As the global leaders negotiate developing an UN-operated carbon market at COP28, the New York Stock Exchange is eyeing establishing a “natural asset” exchange, described as a new take on ESG.
Known as Natural Asset Companies (NACs), the new companies, which have attracted negative responses from Republican lawmakers and property rights advocates, could see NYSE-listed companies trade on ecosystems by managing, maintaining, and restoring public and private land.
Launched by the US fund manager Intrinsic Exchange Group, it has the backing of the NYSE and the Rockefeller Foundation. It claims it gives investors interested in preserving nature a place to put their money.
The NACs could also enter international financial markets, with Costa Rica and the Inter-American Bank expressing interest in using the mechanism.
According to IEG Chair Douglas Eger, NACs represent a new private-sector approach to ecosystem management that “wasn’t dependent on policy, it wasn’t dependent on traditional taxes, regulation or philanthropy to price in these assets and allow investors to invest directly in nature.”

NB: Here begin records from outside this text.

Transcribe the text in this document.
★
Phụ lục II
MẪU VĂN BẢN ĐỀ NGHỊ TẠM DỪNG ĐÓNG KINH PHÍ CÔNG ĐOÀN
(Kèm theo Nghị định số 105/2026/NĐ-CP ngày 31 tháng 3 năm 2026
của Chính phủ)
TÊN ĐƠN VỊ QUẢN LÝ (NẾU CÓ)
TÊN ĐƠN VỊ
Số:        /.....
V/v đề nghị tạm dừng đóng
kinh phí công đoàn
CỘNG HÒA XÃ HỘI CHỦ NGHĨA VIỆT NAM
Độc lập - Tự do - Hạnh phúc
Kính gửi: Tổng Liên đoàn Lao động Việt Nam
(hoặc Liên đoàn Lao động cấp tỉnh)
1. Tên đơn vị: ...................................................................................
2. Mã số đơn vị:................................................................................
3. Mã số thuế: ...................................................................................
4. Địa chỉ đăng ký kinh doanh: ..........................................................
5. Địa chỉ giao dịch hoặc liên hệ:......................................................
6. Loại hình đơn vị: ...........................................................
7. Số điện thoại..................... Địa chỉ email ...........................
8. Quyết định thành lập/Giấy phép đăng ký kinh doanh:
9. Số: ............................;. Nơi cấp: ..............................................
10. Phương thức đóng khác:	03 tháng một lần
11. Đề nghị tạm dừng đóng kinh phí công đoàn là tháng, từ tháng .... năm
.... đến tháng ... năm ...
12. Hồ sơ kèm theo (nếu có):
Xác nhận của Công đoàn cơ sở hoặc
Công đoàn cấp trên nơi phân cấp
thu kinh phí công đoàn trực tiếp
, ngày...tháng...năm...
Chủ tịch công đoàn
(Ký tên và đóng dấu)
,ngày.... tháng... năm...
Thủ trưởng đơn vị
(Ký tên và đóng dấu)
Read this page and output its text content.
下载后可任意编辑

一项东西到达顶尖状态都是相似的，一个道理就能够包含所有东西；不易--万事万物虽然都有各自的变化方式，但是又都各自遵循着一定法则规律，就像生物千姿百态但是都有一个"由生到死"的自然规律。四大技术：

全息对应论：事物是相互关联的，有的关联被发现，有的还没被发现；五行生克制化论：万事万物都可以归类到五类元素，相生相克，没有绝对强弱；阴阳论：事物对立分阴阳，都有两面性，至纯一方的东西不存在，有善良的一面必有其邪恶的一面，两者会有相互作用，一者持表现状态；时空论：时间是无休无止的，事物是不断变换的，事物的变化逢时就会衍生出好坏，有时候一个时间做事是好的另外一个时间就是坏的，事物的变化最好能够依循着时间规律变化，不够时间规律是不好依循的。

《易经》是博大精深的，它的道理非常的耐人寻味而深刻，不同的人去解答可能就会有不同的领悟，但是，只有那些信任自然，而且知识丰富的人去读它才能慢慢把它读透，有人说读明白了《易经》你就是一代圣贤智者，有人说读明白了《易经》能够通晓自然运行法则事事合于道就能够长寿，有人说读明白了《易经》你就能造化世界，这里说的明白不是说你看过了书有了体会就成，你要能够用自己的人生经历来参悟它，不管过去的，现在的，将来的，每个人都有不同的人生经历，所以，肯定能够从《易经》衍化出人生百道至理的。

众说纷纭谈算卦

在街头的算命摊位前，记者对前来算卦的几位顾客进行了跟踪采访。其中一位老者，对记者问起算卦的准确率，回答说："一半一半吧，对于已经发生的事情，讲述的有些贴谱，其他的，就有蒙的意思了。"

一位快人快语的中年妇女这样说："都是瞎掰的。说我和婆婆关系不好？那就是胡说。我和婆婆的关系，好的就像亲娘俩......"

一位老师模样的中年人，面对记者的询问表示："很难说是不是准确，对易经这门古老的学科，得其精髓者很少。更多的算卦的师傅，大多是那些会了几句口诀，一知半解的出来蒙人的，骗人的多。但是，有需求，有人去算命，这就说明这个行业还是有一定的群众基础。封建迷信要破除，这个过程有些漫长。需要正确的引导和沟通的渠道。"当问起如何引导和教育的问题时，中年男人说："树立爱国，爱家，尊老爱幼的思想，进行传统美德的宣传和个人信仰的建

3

He has compared the approach to improvements on public lands to a mining claim, a timber lease or utilising air rights on private lands.
Interest in ecosystems is booming, with Wood Central reporting in October that interest in “nature capital” has seen global investors look to production forestry for “large-scale sustainable investment with compelling risk-adjusted returns.”
Instead of a lease to harvest trees, NACs would ink agreements granting them “ecological performance rights” – and could see the carbon generated from a conserved forest being valued higher than the carbon additionality generated from a managed forest.
This process, known as “carbon avoidance,” has led political leaders and economists to speculate that conserved forests could be more valuable than managed forests with a change to carbon methodologies.
Where an investment in a productive forest could result in the harvest of timber sold into a supply chain, the value of the ecological rights is judged on a series of factors, ranging from carbon storage and sequestration data to more ephemeral qualities like the “sensory benefits.”
That detail has led sceptics to target the scheme because they claim big finance would profit from monetising nature that belongs to everyone.
“This is creating this whole new category and monetising things that nobody has a right to own,” said Margaret Byfield, the executive director of the American Stewards of Liberty, who spoke to Politico overnight.
The Biden administration has indicated it is interested in identifying the value of “natural capital” and its contribution to the nation’s economy.
In May, President Biden released a 15-year plan to account for the value of natural assets like minerals and clean water, as well as the impacts of climate change and biodiversity loss.
“The nation’s economy and environment are deeply intertwined,” the White House wrote at the time, “a strong economy depends on a stable climate, clean air and water, and all nature has to offer.”
“We have taken it for granted, but we can no longer afford to do so,” a White House document, which briefly mentions the NYSE’s proposal.
According to Larry Harris, who from 2002-2004 served as the SEC’s top economist, “this is another ESG story, with a heavy emphasis on environmental sustainability.”
He said there is a massive market for people who want to take positions on the environment. He said, “People would like to commit their capital in a forward-thinking way about natural resources and their preservation.”
However, “the potential investment value of these companies, from the point of view of an investor who is only interested in financial return, is probably not all that good,” Harris said.
Mr Harris said another complication is the environmental statements and audits these companies would be required to produce — a potentially significant expense.
The challenge is to “give investors confidence that they’re not rapaciously destroying the planet or the environment,” especially where trust in schemes like REDD+ is relatively low.
Mr Eger pushed back against that analysis, arguing that NACs will create a return on investment because individuals choose to value the environment and sustainable timber or agriculture production.
“There’s no reason we can’t set a price to ecosystem service,” Eger said.
“Between a willing buyer and seller, the underlying becomes true. If they think that value is there, then it is there,” he said, comparing the idea to “the price of paintings or gold.”
He added that while some of the lands have an existing “production value,” whether because of agricultural or other uses, investors in NACs are supporting an “existence or appreciation value” of the benefits of those lands, like support for biodiversity or natural beauty.
“We just happened to leave a lot of this off the table when we created the economic system that we have right now,” he said.